The order of fossils in the world's rocks is powerful evidence of our connections to the rest of life. If, digging in 600-million-year-old rocks, we found the earliest jellyfish lying next to the skeleton of a woodchuck, then we would have to rewrite our text. The woodchuck would have appeared earlier in the fossil record than the first mammal, reptile, or even fish - before even the first worm. Moreover, our ancient woodchuck would tell us that much of what we think we know about the history of the earth and life on it is wrong. Despite more than 150 years of people looking for fossils - on every continent of earth and in virtually every rock layer that is accessible - this observation has never been made.Once a certain body of information has been amassed about the age of rocks and the structure of the skeletons of ancient creatures, a scientist can begin to make predictions about the layers of rock in which they are likely to find a particular kind of fossil - even if that fossil has yet to be discovered. This is, in fact, exactly what Shubin and his team did:
It took us six years to find it, but this fossil confirmed a prediction of paleontology: not only was the new fish an intermediate between two different kinds of animal, but we had found it also in the right time period in earth's history and in the right ancient environment...Shubin's ushers us into the world of genes building the reader's understanding with simple, clear language. He does the same for developmental embryology, telling the story of how multi-celled creatures like the sponge or us humans evolved from single celled ones with the advent of intra-cellular communication and substances like collagens and proteoglycans - the glue that hold cells together. My favorite story in the book was about single-celled creatures known as choanoflagellates, their similarity to a particular type of cell in the sponge, many of which assemble to form the prototype of a mouth, and the genetic evidence to suggest that structures of multiple cells in bodies evolved from the collaboration of single-celled creatures in just this way. What are the advantages of the body plans that evolved since algae and single celled flagellates? What are the liabilities, since we all know that single celled creatures are still in abundance and there is ample evidence for our imperfections in thrombosis, and choking (one could not call the fact that we use the same tube to both inhale and swallow food particularly intelligent design.

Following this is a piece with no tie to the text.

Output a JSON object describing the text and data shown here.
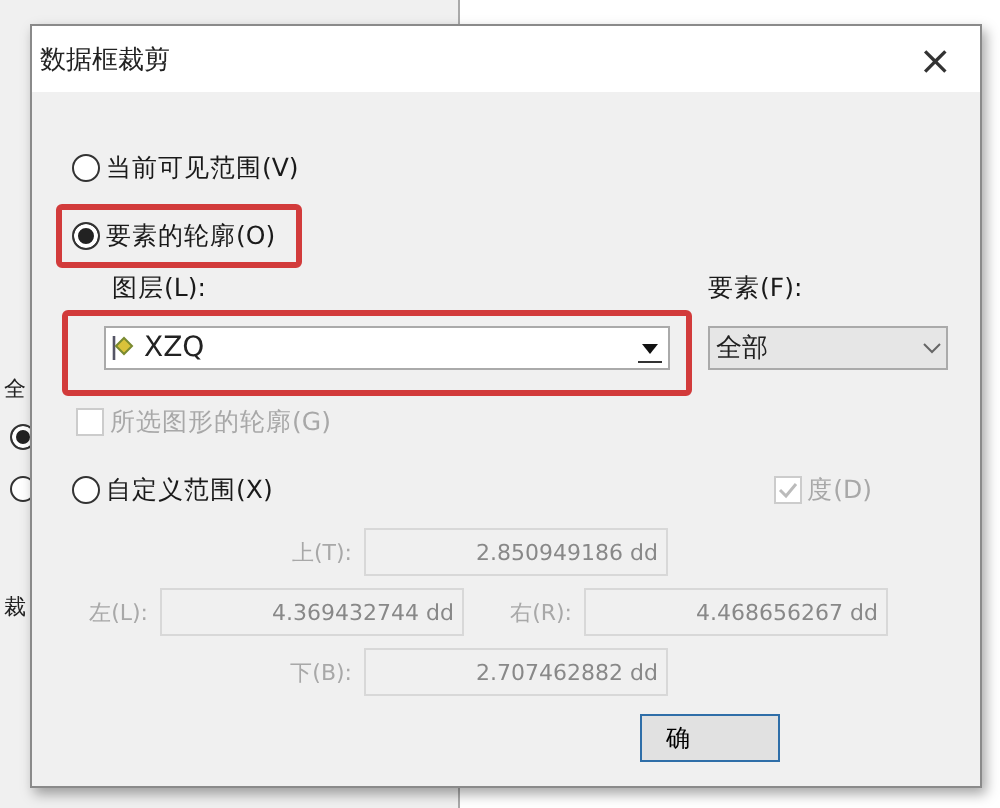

Darwin's theory allows us to make very precise predictions.
Shubin is an amusing teacher, giving us a primer in how to extract DNA with just a kitchen blender, some dish soap, and rubbing alcohol. Talking about the origin of hiccups and hernias as misbegotten legacies of evolution, and offering a wonderful lesson in heredity with a family tree of clowns that arises from run-of-the-mill humans with the single mutation of a red rubber nose, followed in the next generation by floppy feet, and then orange curly hair. Once he has laid the groundwork, Shubin then launches into his point about what information we can derive from the family tree of a species:
The real power of this family tree lies in the predictions it allows us to make... We can now... confidently reconstruct the relationships among long-dead animals and the bodies and genes of recent ones[.] We look for the signature of descent with modification, we add characteristics, we evaluate the quality of the evidence, and we assess the degree to which our groups are represented in the fossil record.Shubin is an effective teacher because he doesn't forget that to communicate his subject is more than impressing us with his knowledge, it is allowing us to see his wonder at the world, the vulnerability he feels when he perceives we have learned something new about who we are, this permits the reader to share his passion for his subject without becoming experts ourselves and he accomplishes this most effectively in Your Inner Fish.